The female's highly functional mandibles indicate that it probably is a predator as an adult. I'm not sure what they would eat, but anything smaller than it is, would probably be fair game. I don't believe the males predate as adults. Dobsonflies do occur in California, especially in rivers and streams coming down through the Sierra Nevada foothills. But the local males don't have mandibles quite as large as those from the tropics.

This will be my last article for two weeks. I am leaving the country for a tropical collecting trip to French Guiana. One of our collecting sites is next to a good sized river so perhaps we will be able to attract a few Dobsonflies to our black light sheet. Wish me luck.

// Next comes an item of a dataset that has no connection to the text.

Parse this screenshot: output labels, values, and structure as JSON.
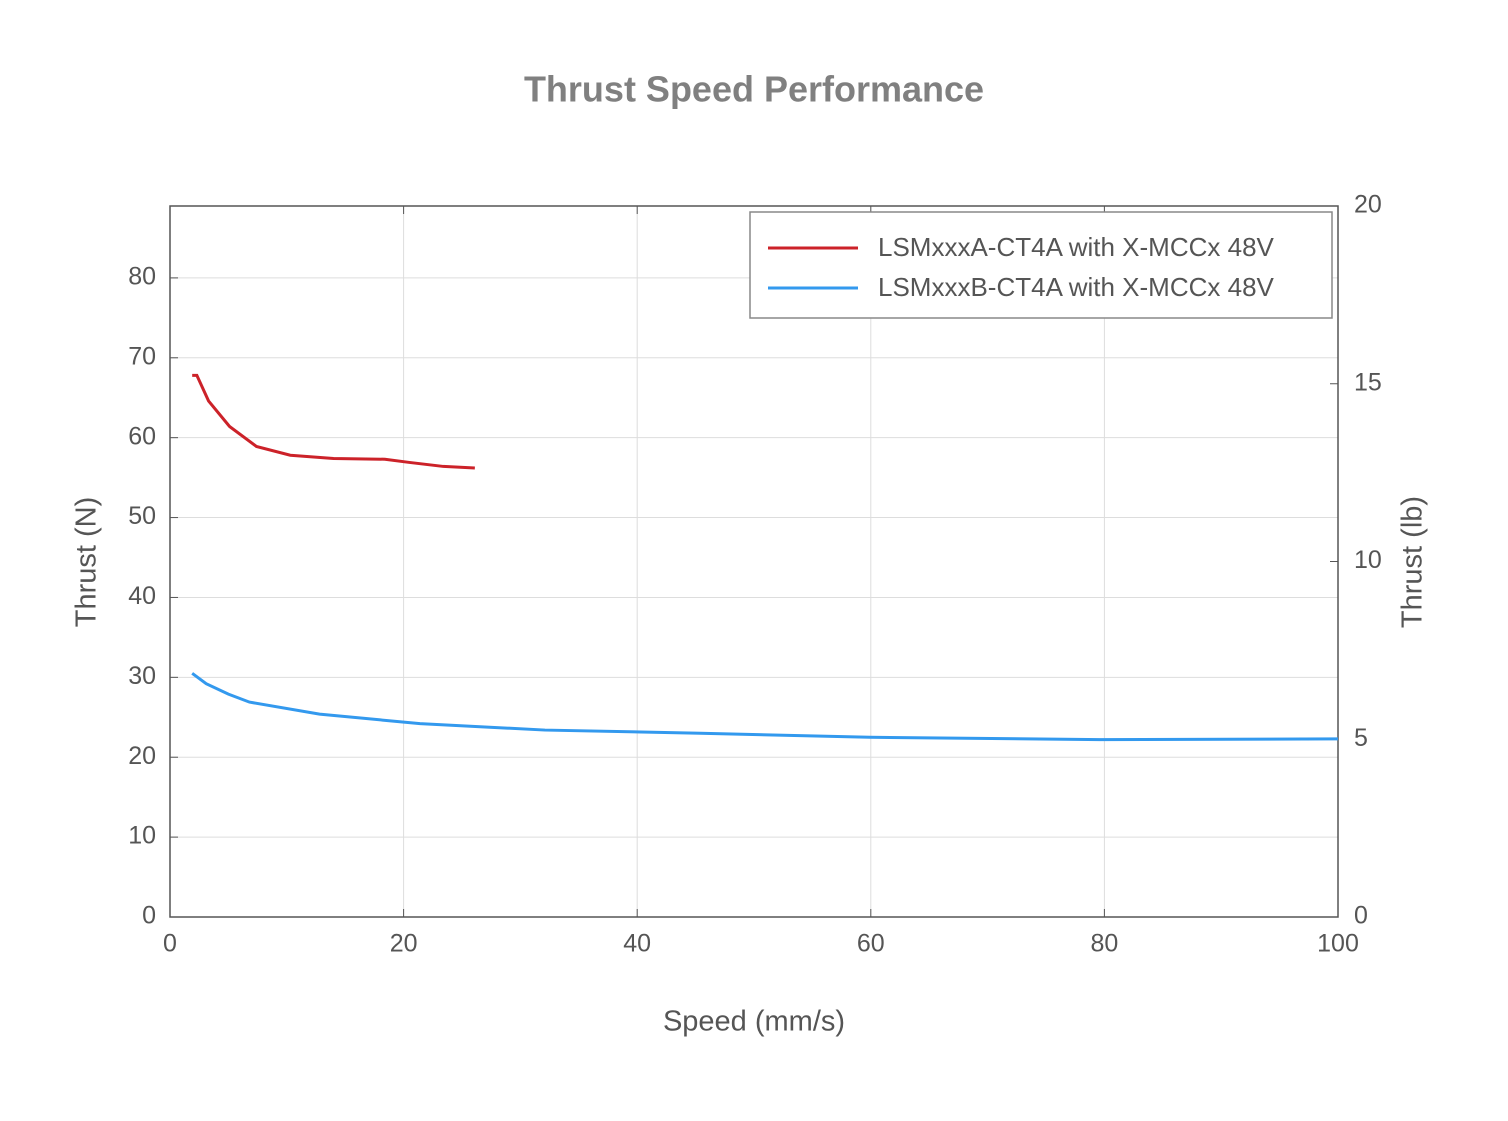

Norman Smith, UC Master Gardener, San Luis Obispo County

About Norman -

I was the Fresno County Entomologist for 30 years.  I fielded calls from the general public, pest control companies, farmers, PCA's, etc., ran our insect trapping program, and gave presentations on insects to many different groups, but especially schools.  I developed a 100,000 insect specimen collection for the county over the 30 years that I was there.  I received my Ph.D. in Entomology at UC Davis in 1979.

I now enjoy working in my garden, traveling with my wife, golfing and bowling, take insect collecting trips in the US and overseas in the tropics, and work on some personal research of some small wasps.  I also enjoy working with and for the Master Gardener program in SLO.